Yazarların okuyucuları ile buluştuğu ve, saatlerce kitap okumalarının yapıldığı “özgürlükler kafesi”, yalnızca müdavimlerinin bildiği ismi konulmamış “eşcinseller kafesi”, mahpusa girip çıktığı için farkındalık yaratmak isteyen ve müşterilerine mahkum kıyafeti giydiren Notash’ın “Hücre 16 kafesi”, hayvanlara aşık Nilufer’in içerisinde onlarca kedi beslediği “kediler kafesi” yahut sanat severlerin sahip çıktığı “tiyatro kafeler”… Üçüncü yerler olarak tanımlayabileceğimiz tüm bu kafeler, insanların kültürel, düşünsel ve duygusal paylaşımları ile şekillenen sembolik alanlar aslında. Hepsi birer boşluğu ve bir eksikliği dolduruyor. İran’da uzun bir mühlet devam eden Mahsa Emini şovlarında, kimi göstericilerin kafelere sığındıklarını, oralar da örgütlendiklerini ve yeniden kafe sahiplerinin polislerden kaçan göstericilere sahip çıktıklarına tanıklık etmiştim. Bu tarafıyla Tahran kafeleri İranlılar için canlı ve dinamik, bir toplumsallaşma aracı olarak çok fonksiyonlu, yer yer politik ve bir kaçış yeri olarak güzel bir sığınak olabiliyor.
Diğer yandan, İranlıların tiyatro kafeleri bu derece sahiplenmelerinin altında yatan nedenlerden biri, mekansal vaat ile bireylerin sahip oldukları hayat üslubu ortasında özel bir bağın gelişmiş olması denebilir.

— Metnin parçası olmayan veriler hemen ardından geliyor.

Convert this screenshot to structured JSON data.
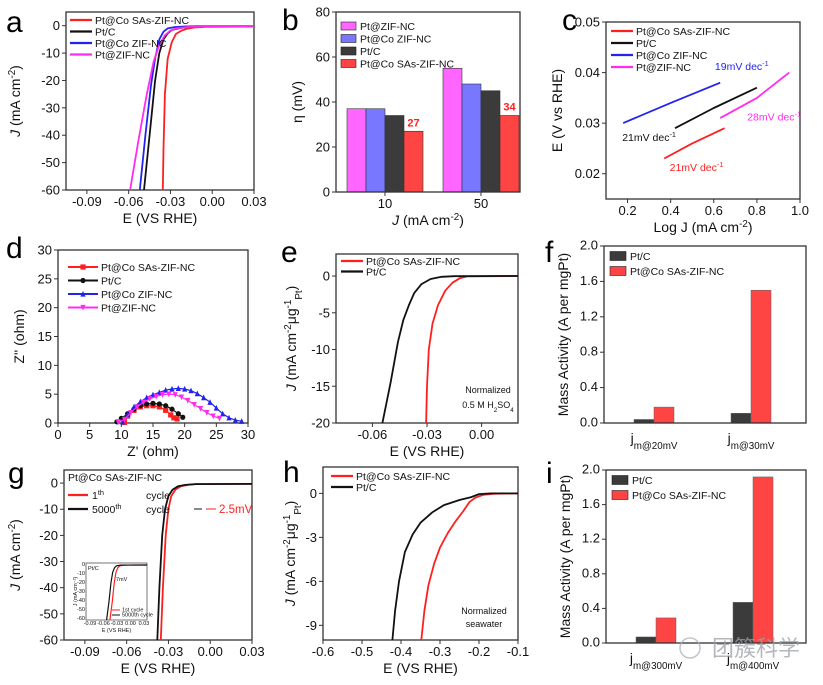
{
  "colors": {
    "red": "#ff1f1f",
    "black": "#111111",
    "blue": "#2323f0",
    "magenta": "#ff2cf0",
    "bar_magenta": "#ff66ff",
    "bar_blue": "#7777ff",
    "bar_black": "#3b3b3b",
    "bar_red": "#ff4444"
  },
  "watermark": "团簇科学",
  "chart_data": [
    {
      "id": "a",
      "panel_label": "a",
      "type": "line",
      "title": "",
      "xlabel": "E (VS RHE)",
      "ylabel": "J (mA cm⁻²)",
      "xlim": [
        -0.105,
        0.03
      ],
      "ylim": [
        -60,
        5
      ],
      "xticks": [
        -0.09,
        -0.06,
        -0.03,
        0.0,
        0.03
      ],
      "xtick_labels": [
        "-0.09",
        "-0.06",
        "-0.03",
        "0.00",
        "0.03"
      ],
      "yticks": [
        0,
        -10,
        -20,
        -30,
        -40,
        -50,
        -60
      ],
      "ytick_labels": [
        "0",
        "-10",
        "-20",
        "-30",
        "-40",
        "-50",
        "-60"
      ],
      "legend_position": "top-left",
      "series": [
        {
          "name": "Pt@Co SAs-ZIF-NC",
          "color": "#ff1f1f",
          "x": [
            -0.0355,
            -0.035,
            -0.034,
            -0.032,
            -0.029,
            -0.026,
            -0.022,
            -0.018,
            -0.012,
            -0.005,
            0.03
          ],
          "y": [
            -60,
            -45,
            -25,
            -12,
            -6,
            -3,
            -1.8,
            -1.1,
            -0.6,
            -0.4,
            -0.3
          ]
        },
        {
          "name": "Pt/C",
          "color": "#111111",
          "x": [
            -0.049,
            -0.045,
            -0.041,
            -0.038,
            -0.035,
            -0.032,
            -0.029,
            -0.024,
            -0.018,
            -0.01,
            0.03
          ],
          "y": [
            -60,
            -40,
            -20,
            -10,
            -5,
            -2.8,
            -1.6,
            -0.9,
            -0.5,
            -0.3,
            -0.3
          ]
        },
        {
          "name": "Pt@Co ZIF-NC",
          "color": "#2323f0",
          "x": [
            -0.052,
            -0.048,
            -0.044,
            -0.041,
            -0.038,
            -0.035,
            -0.032,
            -0.027,
            -0.02,
            -0.01,
            0.03
          ],
          "y": [
            -60,
            -40,
            -22,
            -12,
            -5,
            -2.2,
            -1.0,
            -0.5,
            -0.3,
            -0.2,
            -0.2
          ]
        },
        {
          "name": "Pt@ZIF-NC",
          "color": "#ff2cf0",
          "x": [
            -0.059,
            -0.053,
            -0.047,
            -0.042,
            -0.038,
            -0.034,
            -0.03,
            -0.025,
            -0.018,
            -0.008,
            0.03
          ],
          "y": [
            -60,
            -42,
            -25,
            -13,
            -7,
            -3.5,
            -1.8,
            -0.9,
            -0.5,
            -0.3,
            -0.3
          ]
        }
      ]
    },
    {
      "id": "b",
      "panel_label": "b",
      "type": "bar",
      "xlabel": "J (mA cm⁻²)",
      "ylabel": "η (mV)",
      "ylim": [
        0,
        80
      ],
      "yticks": [
        0,
        20,
        40,
        60,
        80
      ],
      "ytick_labels": [
        "0",
        "20",
        "40",
        "60",
        "80"
      ],
      "categories": [
        "10",
        "50"
      ],
      "legend_position": "top-left",
      "series": [
        {
          "name": "Pt@ZIF-NC",
          "color": "#ff66ff",
          "values": [
            37,
            55
          ]
        },
        {
          "name": "Pt@Co ZIF-NC",
          "color": "#7777ff",
          "values": [
            37,
            48
          ]
        },
        {
          "name": "Pt/C",
          "color": "#3b3b3b",
          "values": [
            34,
            45
          ]
        },
        {
          "name": "Pt@Co SAs-ZIF-NC",
          "color": "#ff4444",
          "values": [
            27,
            34
          ]
        }
      ],
      "annotations": [
        {
          "text": "27",
          "series": "Pt@Co SAs-ZIF-NC",
          "category": "10",
          "color": "#ff1f1f"
        },
        {
          "text": "34",
          "series": "Pt@Co SAs-ZIF-NC",
          "category": "50",
          "color": "#ff1f1f"
        }
      ]
    },
    {
      "id": "c",
      "panel_label": "c",
      "type": "line",
      "xlabel": "Log J (mA cm⁻²)",
      "ylabel": "E (V vs RHE)",
      "xlim": [
        0.1,
        1.0
      ],
      "ylim": [
        0.015,
        0.05
      ],
      "xticks": [
        0.2,
        0.4,
        0.6,
        0.8,
        1.0
      ],
      "xtick_labels": [
        "0.2",
        "0.4",
        "0.6",
        "0.8",
        "1.0"
      ],
      "yticks": [
        0.02,
        0.03,
        0.04,
        0.05
      ],
      "ytick_labels": [
        "0.02",
        "0.03",
        "0.04",
        "0.05"
      ],
      "legend_position": "top-left",
      "series": [
        {
          "name": "Pt@Co SAs-ZIF-NC",
          "color": "#ff1f1f",
          "x": [
            0.37,
            0.5,
            0.65
          ],
          "y": [
            0.023,
            0.026,
            0.029
          ]
        },
        {
          "name": "Pt/C",
          "color": "#111111",
          "x": [
            0.42,
            0.6,
            0.8
          ],
          "y": [
            0.029,
            0.033,
            0.037
          ]
        },
        {
          "name": "Pt@Co ZIF-NC",
          "color": "#2323f0",
          "x": [
            0.18,
            0.4,
            0.63
          ],
          "y": [
            0.03,
            0.034,
            0.038
          ]
        },
        {
          "name": "Pt@ZIF-NC",
          "color": "#ff2cf0",
          "x": [
            0.63,
            0.8,
            0.95
          ],
          "y": [
            0.031,
            0.035,
            0.04
          ]
        }
      ],
      "annotations": [
        {
          "text": "19mV dec⁻¹",
          "color": "#2323f0",
          "x": 0.73,
          "y": 0.0405
        },
        {
          "text": "21mV dec⁻¹",
          "color": "#111111",
          "x": 0.3,
          "y": 0.0265
        },
        {
          "text": "28mV dec⁻¹",
          "color": "#ff2cf0",
          "x": 0.88,
          "y": 0.0305
        },
        {
          "text": "21mV dec⁻¹",
          "color": "#ff1f1f",
          "x": 0.52,
          "y": 0.0205
        }
      ]
    },
    {
      "id": "d",
      "panel_label": "d",
      "type": "scatter",
      "xlabel": "Z' (ohm)",
      "ylabel": "Z'' (ohm)",
      "xlim": [
        0,
        30
      ],
      "ylim": [
        0,
        30
      ],
      "xticks": [
        0,
        5,
        10,
        15,
        20,
        25,
        30
      ],
      "xtick_labels": [
        "0",
        "5",
        "10",
        "15",
        "20",
        "25",
        "30"
      ],
      "yticks": [
        0,
        5,
        10,
        15,
        20,
        25,
        30
      ],
      "ytick_labels": [
        "0",
        "5",
        "10",
        "15",
        "20",
        "25",
        "30"
      ],
      "legend_position": "top-left",
      "series": [
        {
          "name": "Pt@Co SAs-ZIF-NC",
          "color": "#ff1f1f",
          "marker": "square",
          "x": [
            10.5,
            11,
            12,
            13,
            14,
            15,
            16,
            17,
            17.8,
            18.3,
            18.8
          ],
          "y": [
            0.1,
            1.2,
            2.2,
            2.8,
            3.0,
            3.0,
            2.8,
            2.2,
            1.4,
            0.9,
            0.7
          ]
        },
        {
          "name": "Pt/C",
          "color": "#111111",
          "marker": "circle",
          "x": [
            9.3,
            10,
            11,
            12,
            13,
            14,
            15,
            16,
            17,
            18,
            19,
            19.7
          ],
          "y": [
            0.2,
            0.8,
            1.6,
            2.4,
            3.0,
            3.3,
            3.4,
            3.3,
            3.0,
            2.4,
            1.6,
            1.0
          ]
        },
        {
          "name": "Pt@Co ZIF-NC",
          "color": "#2323f0",
          "marker": "triangle-up",
          "x": [
            10.2,
            11,
            12,
            13,
            14,
            15,
            16,
            17,
            18,
            19,
            20,
            21,
            22,
            23,
            24,
            25,
            26,
            27,
            28,
            29
          ],
          "y": [
            0.2,
            1.5,
            2.8,
            3.7,
            4.4,
            4.9,
            5.3,
            5.7,
            5.9,
            6.0,
            5.9,
            5.6,
            5.1,
            4.4,
            3.6,
            2.6,
            1.6,
            0.9,
            0.5,
            0.3
          ]
        },
        {
          "name": "Pt@ZIF-NC",
          "color": "#ff2cf0",
          "marker": "triangle-down",
          "x": [
            9.5,
            10.5,
            11.5,
            12.5,
            13.5,
            14.5,
            15.5,
            16.5,
            17.5,
            18.5,
            19.5,
            20.5,
            21.5,
            22.5,
            23.5,
            24.5,
            25.5
          ],
          "y": [
            0.2,
            0.6,
            1.8,
            2.8,
            3.6,
            4.2,
            4.6,
            4.9,
            5.0,
            4.9,
            4.5,
            3.9,
            3.2,
            2.5,
            1.8,
            1.2,
            0.8
          ]
        }
      ]
    },
    {
      "id": "e",
      "panel_label": "e",
      "type": "line",
      "xlabel": "E (VS RHE)",
      "ylabel": "J (mA cm⁻²μg⁻¹Pt)",
      "xlim": [
        -0.08,
        0.02
      ],
      "ylim": [
        -20,
        3
      ],
      "xticks": [
        -0.06,
        -0.03,
        0.0
      ],
      "xtick_labels": [
        "-0.06",
        "-0.03",
        "0.00"
      ],
      "yticks": [
        0,
        -5,
        -10,
        -15,
        -20
      ],
      "ytick_labels": [
        "0",
        "-5",
        "-10",
        "-15",
        "-20"
      ],
      "legend_position": "top-left",
      "annotation": [
        "Normalized",
        "0.5 M H₂SO₄"
      ],
      "series": [
        {
          "name": "Pt@Co SAs-ZIF-NC",
          "color": "#ff1f1f",
          "x": [
            -0.0305,
            -0.03,
            -0.029,
            -0.027,
            -0.024,
            -0.02,
            -0.016,
            -0.012,
            -0.008,
            0.02
          ],
          "y": [
            -20,
            -15,
            -10,
            -6.5,
            -4,
            -2,
            -0.9,
            -0.3,
            -0.05,
            0
          ]
        },
        {
          "name": "Pt/C",
          "color": "#111111",
          "x": [
            -0.0545,
            -0.05,
            -0.046,
            -0.043,
            -0.04,
            -0.037,
            -0.033,
            -0.028,
            -0.022,
            -0.015,
            0.02
          ],
          "y": [
            -20,
            -14.5,
            -9,
            -6,
            -4,
            -2.3,
            -1.1,
            -0.4,
            -0.1,
            -0.02,
            0
          ]
        }
      ]
    },
    {
      "id": "f",
      "panel_label": "f",
      "type": "bar",
      "xlabel": "",
      "ylabel": "Mass Activity (A per mgPt)",
      "ylim": [
        0,
        2.0
      ],
      "yticks": [
        0.0,
        0.4,
        0.8,
        1.2,
        1.6,
        2.0
      ],
      "ytick_labels": [
        "0.0",
        "0.4",
        "0.8",
        "1.2",
        "1.6",
        "2.0"
      ],
      "categories": [
        "j m@20mV",
        "j m@30mV"
      ],
      "category_main": [
        "j",
        "j"
      ],
      "category_sub": [
        "m@20mV",
        "m@30mV"
      ],
      "legend_position": "top-left",
      "series": [
        {
          "name": "Pt/C",
          "color": "#3b3b3b",
          "values": [
            0.04,
            0.11
          ]
        },
        {
          "name": "Pt@Co SAs-ZIF-NC",
          "color": "#ff4444",
          "values": [
            0.18,
            1.5
          ]
        }
      ]
    },
    {
      "id": "g",
      "panel_label": "g",
      "type": "line",
      "xlabel": "E (VS RHE)",
      "ylabel": "J (mA cm⁻²)",
      "xlim": [
        -0.105,
        0.03
      ],
      "ylim": [
        -60,
        5
      ],
      "xticks": [
        -0.09,
        -0.06,
        -0.03,
        0.0,
        0.03
      ],
      "xtick_labels": [
        "-0.09",
        "-0.06",
        "-0.03",
        "0.00",
        "0.03"
      ],
      "yticks": [
        0,
        -10,
        -20,
        -30,
        -40,
        -50,
        -60
      ],
      "ytick_labels": [
        "0",
        "-10",
        "-20",
        "-30",
        "-40",
        "-50",
        "-60"
      ],
      "legend_title": "Pt@Co SAs-ZIF-NC",
      "legend_position": "top-left",
      "annotation": "2.5mV",
      "series": [
        {
          "name": "1th cycle",
          "sup": "th",
          "base": "1",
          "suffix": "cycle",
          "color": "#ff1f1f",
          "x": [
            -0.0355,
            -0.034,
            -0.032,
            -0.03,
            -0.028,
            -0.025,
            -0.021,
            -0.016,
            -0.01,
            0.03
          ],
          "y": [
            -60,
            -40,
            -20,
            -10,
            -5,
            -2.5,
            -1.2,
            -0.7,
            -0.4,
            -0.3
          ]
        },
        {
          "name": "5000th cycle",
          "sup": "th",
          "base": "5000",
          "suffix": "cycle",
          "color": "#111111",
          "x": [
            -0.038,
            -0.0365,
            -0.0345,
            -0.0325,
            -0.03,
            -0.027,
            -0.023,
            -0.018,
            -0.011,
            0.03
          ],
          "y": [
            -60,
            -40,
            -20,
            -10,
            -5,
            -2.5,
            -1.2,
            -0.7,
            -0.4,
            -0.3
          ]
        }
      ],
      "inset": {
        "title": "Pt/C",
        "annotation": "7mV",
        "xlabel": "E (VS RHE)",
        "ylabel": "J (mA cm⁻²)",
        "xlim": [
          -0.1,
          0.03
        ],
        "ylim": [
          -60,
          2
        ],
        "xtick_labels": [
          "-0.09",
          "-0.06",
          "-0.03",
          "0.00",
          "0.03"
        ],
        "ytick_labels": [
          "0",
          "-10",
          "-20",
          "-30",
          "-40",
          "-50",
          "-60"
        ],
        "legend": [
          "1st cycle",
          "5000th cycle"
        ],
        "series": [
          {
            "name": "1st cycle",
            "color": "#ff1f1f",
            "x": [
              -0.049,
              -0.044,
              -0.04,
              -0.036,
              -0.032,
              -0.028,
              -0.02,
              0.03
            ],
            "y": [
              -60,
              -40,
              -20,
              -8,
              -3,
              -1,
              -0.3,
              -0.2
            ]
          },
          {
            "name": "5000th cycle",
            "color": "#111111",
            "x": [
              -0.056,
              -0.051,
              -0.047,
              -0.043,
              -0.039,
              -0.035,
              -0.026,
              0.03
            ],
            "y": [
              -60,
              -40,
              -20,
              -8,
              -3,
              -1,
              -0.3,
              -0.2
            ]
          }
        ]
      }
    },
    {
      "id": "h",
      "panel_label": "h",
      "type": "line",
      "xlabel": "E (VS RHE)",
      "ylabel": "J (mA cm⁻²μg⁻¹Pt)",
      "xlim": [
        -0.6,
        -0.1
      ],
      "ylim": [
        -10,
        1.8
      ],
      "xticks": [
        -0.6,
        -0.5,
        -0.4,
        -0.3,
        -0.2,
        -0.1
      ],
      "xtick_labels": [
        "-0.6",
        "-0.5",
        "-0.4",
        "-0.3",
        "-0.2",
        "-0.1"
      ],
      "yticks": [
        0,
        -3,
        -6,
        -9
      ],
      "ytick_labels": [
        "0",
        "-3",
        "-6",
        "-9"
      ],
      "legend_position": "top-left",
      "annotation": [
        "Normalized",
        "seawater"
      ],
      "series": [
        {
          "name": "Pt@Co SAs-ZIF-NC",
          "color": "#ff1f1f",
          "x": [
            -0.348,
            -0.34,
            -0.33,
            -0.315,
            -0.3,
            -0.28,
            -0.26,
            -0.24,
            -0.225,
            -0.21,
            -0.19,
            -0.16,
            -0.1
          ],
          "y": [
            -10,
            -8,
            -6.3,
            -4.8,
            -3.7,
            -2.7,
            -1.9,
            -1.2,
            -0.6,
            -0.3,
            -0.1,
            -0.02,
            0
          ]
        },
        {
          "name": "Pt/C",
          "color": "#111111",
          "x": [
            -0.422,
            -0.415,
            -0.405,
            -0.39,
            -0.37,
            -0.35,
            -0.32,
            -0.29,
            -0.25,
            -0.22,
            -0.2,
            -0.17,
            -0.1
          ],
          "y": [
            -10,
            -8,
            -6,
            -4,
            -2.8,
            -2.0,
            -1.3,
            -0.8,
            -0.45,
            -0.25,
            -0.05,
            0,
            0
          ]
        }
      ]
    },
    {
      "id": "i",
      "panel_label": "i",
      "type": "bar",
      "xlabel": "",
      "ylabel": "Mass Activity (A per mgPt)",
      "ylim": [
        0,
        2.0
      ],
      "yticks": [
        0.0,
        0.4,
        0.8,
        1.2,
        1.6,
        2.0
      ],
      "ytick_labels": [
        "0.0",
        "0.4",
        "0.8",
        "1.2",
        "1.6",
        "2.0"
      ],
      "categories": [
        "j m@300mV",
        "j m@400mV"
      ],
      "category_main": [
        "j",
        "j"
      ],
      "category_sub": [
        "m@300mV",
        "m@400mV"
      ],
      "legend_position": "top-left",
      "series": [
        {
          "name": "Pt/C",
          "color": "#3b3b3b",
          "values": [
            0.07,
            0.47
          ]
        },
        {
          "name": "Pt@Co SAs-ZIF-NC",
          "color": "#ff4444",
          "values": [
            0.29,
            1.92
          ]
        }
      ]
    }
  ]
}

Mekansal bağlılık bireylerin birinci etapta gereksinimlerini karşılarken, kişinin kimliği ile yer ortasında oluşan bağ vakitle bir ömür şekli oluşturarak bunu bir sembole dönüştürmekte. Toplumsallaşmanın ötesinde bir kimlik inşası rolü de taşıyan bu kafelerin, tiyatro üzere bir çok kültür sanat aktifliğine konut sahipliği yapıyor oluşu, kentsel alanda meydana gelen farklılaşmaların ve oluşacak değişimlerin ipuçlarını veriyor. Bunun sonucu olarak tiyatro kafelerin sanatsal bir faaliyet kapsamında İranlılardan karşılık bulduğunu ve tiyatroyu ileriye taşıyan lokomotif olduklarını görüyoruz. Elbet bunda değişen İran sosyolojisi ve yeni jenerasyonun dayattığı hayat biçiminin hissesi büyük.
Sadece sanat merkezleri yahut kafelerde değil, artık sanatın her türlüsü kendisini Tahran sokaklarında da göstermeye başladı. Fırçasıyla gördüklerini resmeden bir ressam, bazen santur bazen de elektronik gitarı ile sokak müzisyenleri ve bazen de sokak tiyatroları. Tüm bunlar bizlere değişen İran’ın ipuçlarını veriyor.